Monmouth hosted special education lawyer Lori Gaines of Barger & Gaines on Thursday, April 6 in the Wilson Hall Auditorium.
The goal of the lecture was to lead a timely conversation surrounding the recent U.S. Supreme Court decision in Endrew F. v. Douglas County School District as part of its lecture series called “Special Education Reconsidered.” The event was hosted by the Department of Education and was moderated by Dr. Stacy Lauderdale, Department Chair and assistant professor.
Dr. John Henning, the Dean of the School of Education, said, “The School of Education is split into four departments, with special education being one of those departments.”
This event was just one of numerous ways that the department recognizes special education. They have also taken part of programs such as the Autism MVP Associate and Autism Awareness month.
The speaker, Lori Gaines, has a background in special education. She said that when she was in high school, she volunteered at a special education program in Marlboro, and never looked back.
Gaines began her career as a special education teacher and increasingly found herself advocating for her students. Eventually, she decided to pursue her advocacy by attending law school at the University of San Diego. Since 2005, she has practiced exclusively in the area of special education law.
She discussed the recent development in special education because of the outcome in Endrew F.
Traditionally, Federal law requires school districts to provide students with special needs a “free appropriate public education.” But since the question was considered in a Supreme Court case in 1982, various courts have adopted varying standards.
Gaines said that the Third Circuit, in which New Jersey is part of, has one of the highest standards for special education. The standard is that public schools must provide an education that create a “significant and meaningful benefit.” However, other circuits have a much lower standard like the Tenth Circuit in which Endrew F. came from.
The main question is, “what would a reasonable standard be?” The Tenth Circuit just provided a basic floor for special education students. Gaines referred to their standard as “de minimis,” which is defined in Webster’s Dictonary as “lacking significance or importance.”

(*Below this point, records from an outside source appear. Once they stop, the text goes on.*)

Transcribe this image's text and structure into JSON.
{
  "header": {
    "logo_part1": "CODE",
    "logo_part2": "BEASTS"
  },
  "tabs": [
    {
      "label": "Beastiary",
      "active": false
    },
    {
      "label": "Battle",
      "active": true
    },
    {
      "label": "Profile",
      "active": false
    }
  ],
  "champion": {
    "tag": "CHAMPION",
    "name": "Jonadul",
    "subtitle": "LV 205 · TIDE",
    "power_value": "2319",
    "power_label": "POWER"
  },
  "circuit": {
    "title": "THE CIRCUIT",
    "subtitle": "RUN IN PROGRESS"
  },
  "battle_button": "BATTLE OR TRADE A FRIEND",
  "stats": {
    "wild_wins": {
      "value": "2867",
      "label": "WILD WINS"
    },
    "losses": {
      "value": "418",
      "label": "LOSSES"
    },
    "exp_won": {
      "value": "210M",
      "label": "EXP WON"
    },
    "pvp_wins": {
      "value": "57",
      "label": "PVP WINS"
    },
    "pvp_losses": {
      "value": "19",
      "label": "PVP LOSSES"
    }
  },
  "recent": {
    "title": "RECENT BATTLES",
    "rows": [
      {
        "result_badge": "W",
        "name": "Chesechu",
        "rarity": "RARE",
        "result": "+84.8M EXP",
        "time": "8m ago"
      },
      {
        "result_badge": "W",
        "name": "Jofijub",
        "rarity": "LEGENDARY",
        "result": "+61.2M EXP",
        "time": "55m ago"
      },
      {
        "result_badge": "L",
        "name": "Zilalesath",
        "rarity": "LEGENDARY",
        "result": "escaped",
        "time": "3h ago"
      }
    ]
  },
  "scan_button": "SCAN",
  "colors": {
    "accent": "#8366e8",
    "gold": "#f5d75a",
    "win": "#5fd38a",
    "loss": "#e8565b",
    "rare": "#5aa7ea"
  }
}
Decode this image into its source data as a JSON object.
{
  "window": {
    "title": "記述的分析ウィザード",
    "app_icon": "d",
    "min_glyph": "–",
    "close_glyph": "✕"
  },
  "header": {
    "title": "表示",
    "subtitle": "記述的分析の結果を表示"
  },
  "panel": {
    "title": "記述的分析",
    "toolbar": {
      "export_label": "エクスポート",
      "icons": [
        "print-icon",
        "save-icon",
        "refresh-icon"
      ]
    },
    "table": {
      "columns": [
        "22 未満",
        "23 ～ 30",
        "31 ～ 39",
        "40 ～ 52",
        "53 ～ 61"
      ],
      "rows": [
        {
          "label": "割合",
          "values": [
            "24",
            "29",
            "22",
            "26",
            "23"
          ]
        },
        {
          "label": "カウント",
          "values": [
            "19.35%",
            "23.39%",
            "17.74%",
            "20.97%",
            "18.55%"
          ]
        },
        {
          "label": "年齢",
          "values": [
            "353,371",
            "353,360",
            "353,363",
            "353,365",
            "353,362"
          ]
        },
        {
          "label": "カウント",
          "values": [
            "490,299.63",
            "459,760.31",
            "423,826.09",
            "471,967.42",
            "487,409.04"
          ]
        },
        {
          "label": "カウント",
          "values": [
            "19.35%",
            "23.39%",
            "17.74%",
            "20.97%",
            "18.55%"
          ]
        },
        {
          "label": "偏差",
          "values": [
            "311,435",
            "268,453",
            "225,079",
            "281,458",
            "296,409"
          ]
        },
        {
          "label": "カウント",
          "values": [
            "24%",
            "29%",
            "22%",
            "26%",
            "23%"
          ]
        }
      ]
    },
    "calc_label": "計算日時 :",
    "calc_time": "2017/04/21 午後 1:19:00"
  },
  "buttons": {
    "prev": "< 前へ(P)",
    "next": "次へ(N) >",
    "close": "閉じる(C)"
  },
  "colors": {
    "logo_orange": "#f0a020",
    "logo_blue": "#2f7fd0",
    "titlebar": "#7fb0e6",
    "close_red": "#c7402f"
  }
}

Inconsistencies in the standard led the high court to consider this issue in the Endrew F. case, which was argued in January 2017.
The case included a minor with autism who had received individualized special education through the fourth grade. His parents rejected the school district’s proposed plan for his fifth grade year and placed the child in a private school. The parents then sought reimbursement for expenses incurred through the Individuals with Disabilities Education Act (IDEA).
A federal district court and the Tenth Circuit Court of Appeals ruled that the district did not have to reimburse Endrew’s parents.
On March 22, 2017, the Supreme Court issued a unanimous opinion, authored by Chief Justice John G. Roberts, which vacated and remanded the judgment of the Tenth Circuit Court of Appeals.
The court held that IDEA requires schools to offer children an education plan that would enable progress that would be appropriate to the individual needs of the child. The court declined to create a uniform rule for determining the adequacy of an individualized education plan.
Gaines was particualarly excited about the ruling because she had just finished a case that worked it’s way to the Third Circuit concerning a special education child in which she won.
Lauderdale said of the conversation, “It was great because now everybody can have a broad understanding of the law and what special education students can achieve.”
Alana Bielski, who is a graduate student getting her Master’s in Education with a Special Education endorsement, said, “As future special education teachers, you have a better outlook on what can be expected and accomplished by students. This event definitely helped me gain that outlook.”